Aaloo Paratha - Little Differently

Aaloo Paratha is the most popular breakfast dish of western, central and northern regions of India. It is hard to find a person, from these regions, who doesn't love Aaloo Paratha. 


For stuffing
Boiled potatoes --------- 6 to 7 medium sized 
Green chilies ------------ 4 to 5
Cumin seeds ------------ 1 tsp
Red chili powder -------- 1/2 tsp
Garam masala ---------- 1/2 tsp
Amchur ----------------- 1 tsp
Onions ------------------ 1 to 2
Dry roasted Peanuts ---- 1/2 cup
Salt to taste ----------- :) 
Hand full fresh cilantro  

For dough 
Aata -------------- 3 cups
Besan------------- 1/2 cup
Oil ---------------- 3 to 4 tbsp
Carom seeds ----- 1 tsp
Salt --------------- 1 tsp
Panner water/water as required 
Oil/ghee for shallow frying 

Let's start 

Step 1. Dry roast the peanuts. Coarsely grind the roasted Penuts in mixer grinder. 

Step 2. In a big bowl mash the potatoes, add chopped green chilli, cumin seeds, red chilli powder, garam masala, amchur, chopped onions, salt and chopped cilantro and coarsely grinded Penuts. ?Mix it well. 

Step 3. In a bowl take Aata, besan, oil, carom seeds and salt, mix it well. Now add water little by little and start kneading make a soft dough. 

Step 4. Roll the dough in cylindrical shape and then cut it into equal sized balls. 

Step 5. Now flatten the dough and roll them out into 3 to 4 inch circles. Add a generous amount of potato stuffing in the centre. 
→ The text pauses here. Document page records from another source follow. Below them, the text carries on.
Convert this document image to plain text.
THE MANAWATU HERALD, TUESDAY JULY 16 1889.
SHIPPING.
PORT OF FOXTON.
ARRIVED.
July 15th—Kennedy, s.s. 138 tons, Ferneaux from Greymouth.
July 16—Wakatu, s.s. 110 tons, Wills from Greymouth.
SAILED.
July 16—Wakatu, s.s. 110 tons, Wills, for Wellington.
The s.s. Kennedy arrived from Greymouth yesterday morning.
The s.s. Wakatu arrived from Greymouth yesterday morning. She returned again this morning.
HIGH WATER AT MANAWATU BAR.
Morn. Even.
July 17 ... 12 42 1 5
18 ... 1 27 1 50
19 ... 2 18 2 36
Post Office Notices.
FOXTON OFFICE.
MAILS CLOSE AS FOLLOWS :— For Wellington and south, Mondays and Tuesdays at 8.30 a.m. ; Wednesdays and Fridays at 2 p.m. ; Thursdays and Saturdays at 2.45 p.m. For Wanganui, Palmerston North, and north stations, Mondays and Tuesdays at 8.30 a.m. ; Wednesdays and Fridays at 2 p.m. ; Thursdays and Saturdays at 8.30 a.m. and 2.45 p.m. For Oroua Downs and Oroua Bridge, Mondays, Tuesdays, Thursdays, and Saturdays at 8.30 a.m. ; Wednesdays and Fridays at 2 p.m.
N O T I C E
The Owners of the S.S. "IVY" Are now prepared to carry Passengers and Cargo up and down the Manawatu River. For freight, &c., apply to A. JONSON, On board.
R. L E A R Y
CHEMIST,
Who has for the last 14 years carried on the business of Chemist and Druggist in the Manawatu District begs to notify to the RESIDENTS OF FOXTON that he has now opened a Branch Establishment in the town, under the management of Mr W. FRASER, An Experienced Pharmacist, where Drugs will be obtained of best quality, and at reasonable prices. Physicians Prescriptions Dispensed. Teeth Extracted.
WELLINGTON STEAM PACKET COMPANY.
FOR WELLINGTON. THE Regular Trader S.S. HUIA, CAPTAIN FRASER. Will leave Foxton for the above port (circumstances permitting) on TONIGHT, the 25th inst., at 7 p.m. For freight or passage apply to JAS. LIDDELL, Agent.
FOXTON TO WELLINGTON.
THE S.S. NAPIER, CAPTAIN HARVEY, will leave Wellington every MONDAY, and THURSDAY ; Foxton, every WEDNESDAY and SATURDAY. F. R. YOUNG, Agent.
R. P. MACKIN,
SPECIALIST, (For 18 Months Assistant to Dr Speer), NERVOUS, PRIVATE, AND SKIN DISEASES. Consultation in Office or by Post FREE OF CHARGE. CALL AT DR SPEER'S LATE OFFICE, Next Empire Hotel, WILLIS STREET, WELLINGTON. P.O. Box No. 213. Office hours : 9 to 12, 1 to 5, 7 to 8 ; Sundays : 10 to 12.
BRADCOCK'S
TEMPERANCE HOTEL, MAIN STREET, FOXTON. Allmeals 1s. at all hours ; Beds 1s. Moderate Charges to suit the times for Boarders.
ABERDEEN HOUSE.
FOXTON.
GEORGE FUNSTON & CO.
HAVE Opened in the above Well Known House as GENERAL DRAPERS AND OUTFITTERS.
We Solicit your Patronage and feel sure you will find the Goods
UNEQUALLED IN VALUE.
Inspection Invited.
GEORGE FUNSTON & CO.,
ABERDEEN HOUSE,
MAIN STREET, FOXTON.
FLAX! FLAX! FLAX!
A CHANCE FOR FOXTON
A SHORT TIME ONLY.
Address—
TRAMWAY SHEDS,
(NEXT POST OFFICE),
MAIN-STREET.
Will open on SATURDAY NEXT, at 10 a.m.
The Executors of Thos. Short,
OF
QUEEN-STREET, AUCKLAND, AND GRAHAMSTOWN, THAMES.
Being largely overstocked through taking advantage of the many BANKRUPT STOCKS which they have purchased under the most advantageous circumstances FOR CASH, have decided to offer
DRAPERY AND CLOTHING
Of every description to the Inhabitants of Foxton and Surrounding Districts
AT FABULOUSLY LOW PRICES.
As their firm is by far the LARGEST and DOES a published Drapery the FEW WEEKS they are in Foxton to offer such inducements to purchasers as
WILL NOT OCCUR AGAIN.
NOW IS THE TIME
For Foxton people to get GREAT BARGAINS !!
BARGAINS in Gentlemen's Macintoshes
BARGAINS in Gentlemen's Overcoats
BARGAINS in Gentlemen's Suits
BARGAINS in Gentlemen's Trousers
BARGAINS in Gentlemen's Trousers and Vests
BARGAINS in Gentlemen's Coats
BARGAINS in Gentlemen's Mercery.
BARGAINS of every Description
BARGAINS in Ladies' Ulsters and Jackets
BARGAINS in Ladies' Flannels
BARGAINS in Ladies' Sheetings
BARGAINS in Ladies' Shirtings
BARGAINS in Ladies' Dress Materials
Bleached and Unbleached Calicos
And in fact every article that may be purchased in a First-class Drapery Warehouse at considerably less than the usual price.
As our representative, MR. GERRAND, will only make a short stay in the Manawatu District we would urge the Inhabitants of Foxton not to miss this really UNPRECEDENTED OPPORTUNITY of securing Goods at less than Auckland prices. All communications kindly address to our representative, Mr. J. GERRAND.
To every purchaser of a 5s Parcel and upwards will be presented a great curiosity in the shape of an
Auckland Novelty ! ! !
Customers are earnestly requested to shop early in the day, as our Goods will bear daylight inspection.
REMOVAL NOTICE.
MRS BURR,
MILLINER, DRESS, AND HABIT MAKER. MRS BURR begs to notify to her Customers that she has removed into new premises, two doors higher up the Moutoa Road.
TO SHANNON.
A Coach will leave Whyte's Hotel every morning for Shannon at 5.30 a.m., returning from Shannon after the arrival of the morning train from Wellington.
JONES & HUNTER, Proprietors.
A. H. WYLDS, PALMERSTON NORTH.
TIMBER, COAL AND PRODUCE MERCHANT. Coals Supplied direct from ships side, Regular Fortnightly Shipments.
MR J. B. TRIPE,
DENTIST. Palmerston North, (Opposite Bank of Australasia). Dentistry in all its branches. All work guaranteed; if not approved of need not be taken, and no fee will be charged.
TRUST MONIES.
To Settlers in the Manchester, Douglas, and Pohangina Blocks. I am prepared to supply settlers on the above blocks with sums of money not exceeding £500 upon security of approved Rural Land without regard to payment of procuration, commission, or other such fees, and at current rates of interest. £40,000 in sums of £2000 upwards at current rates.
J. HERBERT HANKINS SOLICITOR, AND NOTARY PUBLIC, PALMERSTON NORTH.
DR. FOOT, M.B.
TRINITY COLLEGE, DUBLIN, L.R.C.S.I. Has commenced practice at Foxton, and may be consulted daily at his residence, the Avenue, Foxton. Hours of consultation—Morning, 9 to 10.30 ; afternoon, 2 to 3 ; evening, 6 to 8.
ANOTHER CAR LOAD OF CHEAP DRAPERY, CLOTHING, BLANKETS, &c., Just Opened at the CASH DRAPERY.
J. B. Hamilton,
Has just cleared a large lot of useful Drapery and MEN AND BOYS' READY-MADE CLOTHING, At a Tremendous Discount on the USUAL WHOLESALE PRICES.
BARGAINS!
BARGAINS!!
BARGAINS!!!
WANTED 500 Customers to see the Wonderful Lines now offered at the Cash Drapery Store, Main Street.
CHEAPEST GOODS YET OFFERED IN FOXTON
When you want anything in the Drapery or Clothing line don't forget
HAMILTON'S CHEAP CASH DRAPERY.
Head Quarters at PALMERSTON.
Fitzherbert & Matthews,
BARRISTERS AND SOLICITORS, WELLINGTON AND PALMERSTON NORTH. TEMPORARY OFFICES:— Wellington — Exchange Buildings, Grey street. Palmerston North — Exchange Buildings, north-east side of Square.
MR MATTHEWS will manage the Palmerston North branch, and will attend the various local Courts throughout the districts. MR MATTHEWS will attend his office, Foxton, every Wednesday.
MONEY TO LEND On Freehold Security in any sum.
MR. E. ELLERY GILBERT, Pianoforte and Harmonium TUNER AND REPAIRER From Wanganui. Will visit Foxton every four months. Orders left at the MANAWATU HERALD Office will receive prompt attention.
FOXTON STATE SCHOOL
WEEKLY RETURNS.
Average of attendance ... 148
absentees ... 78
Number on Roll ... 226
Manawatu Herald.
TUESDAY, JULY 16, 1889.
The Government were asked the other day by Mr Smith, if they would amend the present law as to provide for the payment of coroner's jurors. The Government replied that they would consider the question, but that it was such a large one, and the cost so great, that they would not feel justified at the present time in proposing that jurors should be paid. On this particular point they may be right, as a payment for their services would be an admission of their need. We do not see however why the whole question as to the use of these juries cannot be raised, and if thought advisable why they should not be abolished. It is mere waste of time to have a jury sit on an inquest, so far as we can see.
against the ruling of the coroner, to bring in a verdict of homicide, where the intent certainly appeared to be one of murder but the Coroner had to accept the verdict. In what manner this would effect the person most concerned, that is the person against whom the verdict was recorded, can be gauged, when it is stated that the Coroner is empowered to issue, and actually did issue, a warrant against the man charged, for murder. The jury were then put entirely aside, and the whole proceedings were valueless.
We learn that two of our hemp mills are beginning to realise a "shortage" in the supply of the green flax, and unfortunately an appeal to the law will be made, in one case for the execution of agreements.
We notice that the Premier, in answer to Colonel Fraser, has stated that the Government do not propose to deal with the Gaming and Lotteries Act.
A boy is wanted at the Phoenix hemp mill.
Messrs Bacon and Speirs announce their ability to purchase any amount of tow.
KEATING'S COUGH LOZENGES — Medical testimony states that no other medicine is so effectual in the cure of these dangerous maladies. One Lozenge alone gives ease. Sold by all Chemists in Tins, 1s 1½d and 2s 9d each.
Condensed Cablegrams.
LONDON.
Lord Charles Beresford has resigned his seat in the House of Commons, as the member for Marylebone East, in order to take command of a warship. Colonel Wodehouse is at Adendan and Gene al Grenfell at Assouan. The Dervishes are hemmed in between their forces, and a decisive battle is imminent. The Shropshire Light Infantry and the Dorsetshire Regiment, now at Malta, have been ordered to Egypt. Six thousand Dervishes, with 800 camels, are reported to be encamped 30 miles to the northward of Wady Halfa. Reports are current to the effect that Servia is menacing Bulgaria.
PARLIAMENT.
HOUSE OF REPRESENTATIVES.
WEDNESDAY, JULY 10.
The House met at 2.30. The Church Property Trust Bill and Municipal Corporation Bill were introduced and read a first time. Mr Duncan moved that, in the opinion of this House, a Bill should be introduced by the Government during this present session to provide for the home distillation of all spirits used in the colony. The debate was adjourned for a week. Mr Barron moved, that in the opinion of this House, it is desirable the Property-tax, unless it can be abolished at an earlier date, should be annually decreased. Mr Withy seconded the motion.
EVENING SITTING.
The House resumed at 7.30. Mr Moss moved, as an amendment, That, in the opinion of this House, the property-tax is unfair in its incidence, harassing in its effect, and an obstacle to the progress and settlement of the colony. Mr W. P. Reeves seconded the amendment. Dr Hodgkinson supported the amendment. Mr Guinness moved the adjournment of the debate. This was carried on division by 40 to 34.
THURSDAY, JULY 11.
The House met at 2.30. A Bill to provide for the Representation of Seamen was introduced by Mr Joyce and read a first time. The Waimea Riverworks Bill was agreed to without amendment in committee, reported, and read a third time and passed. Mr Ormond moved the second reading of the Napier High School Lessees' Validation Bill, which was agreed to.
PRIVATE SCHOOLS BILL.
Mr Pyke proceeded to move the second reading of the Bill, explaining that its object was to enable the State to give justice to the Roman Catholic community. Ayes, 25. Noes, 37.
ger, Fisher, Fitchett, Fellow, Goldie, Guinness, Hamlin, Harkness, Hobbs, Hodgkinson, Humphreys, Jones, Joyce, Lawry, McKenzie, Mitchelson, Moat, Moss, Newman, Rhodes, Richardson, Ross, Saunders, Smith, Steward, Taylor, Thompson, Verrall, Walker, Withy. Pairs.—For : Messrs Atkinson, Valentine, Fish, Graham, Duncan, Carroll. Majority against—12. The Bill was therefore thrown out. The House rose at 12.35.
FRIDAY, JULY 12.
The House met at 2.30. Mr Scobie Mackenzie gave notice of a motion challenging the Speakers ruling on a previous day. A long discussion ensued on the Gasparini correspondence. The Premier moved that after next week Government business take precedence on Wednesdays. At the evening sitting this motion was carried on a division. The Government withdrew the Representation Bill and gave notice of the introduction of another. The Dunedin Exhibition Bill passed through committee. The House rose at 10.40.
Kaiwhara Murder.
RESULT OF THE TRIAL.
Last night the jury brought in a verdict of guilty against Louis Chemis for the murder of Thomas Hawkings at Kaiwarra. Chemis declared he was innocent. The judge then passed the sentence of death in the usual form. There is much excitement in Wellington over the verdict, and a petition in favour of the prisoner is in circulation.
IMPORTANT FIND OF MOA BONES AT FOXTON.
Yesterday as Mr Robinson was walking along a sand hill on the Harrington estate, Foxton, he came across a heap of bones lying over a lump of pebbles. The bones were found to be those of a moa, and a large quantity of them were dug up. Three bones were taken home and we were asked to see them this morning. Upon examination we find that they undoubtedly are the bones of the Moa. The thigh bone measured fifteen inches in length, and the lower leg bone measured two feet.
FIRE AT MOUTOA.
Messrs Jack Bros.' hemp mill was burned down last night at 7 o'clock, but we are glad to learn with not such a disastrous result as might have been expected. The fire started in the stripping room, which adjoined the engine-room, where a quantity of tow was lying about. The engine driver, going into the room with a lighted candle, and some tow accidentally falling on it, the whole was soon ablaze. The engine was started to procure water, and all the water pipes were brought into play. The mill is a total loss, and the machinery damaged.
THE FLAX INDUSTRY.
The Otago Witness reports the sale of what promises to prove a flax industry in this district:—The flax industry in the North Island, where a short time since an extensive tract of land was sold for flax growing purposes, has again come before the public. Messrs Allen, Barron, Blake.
Step 6. Seal the dough and round it with the your hand. Now gently roll them with a rolling pin into round parathas.

Step 7. Meanwhile heat up a pan and roast the parathas, cook them on both the sides. Apply oil/ghee with brush on both the sides.

Step 8. Serve piping hot Aaloo Paratha with chilled yoghurt or pickle or butter. 

Enjoy this amazing Aaloo Paratha!

  • Insure that your potato mixture is mashed well and not lumpy or you will never be able to make perfect parathas.
  • Apply the pressure very evenly and gently on all sides.
  • If you want to use less Ghee/oil on the parathas, first roast them on both the sides on low flame and when they are slightly crispy, apply ghee/oil with brush on both the sides.
  • For making dough i used homemade paneer water, it makes very soft and melts in mouth Paratha.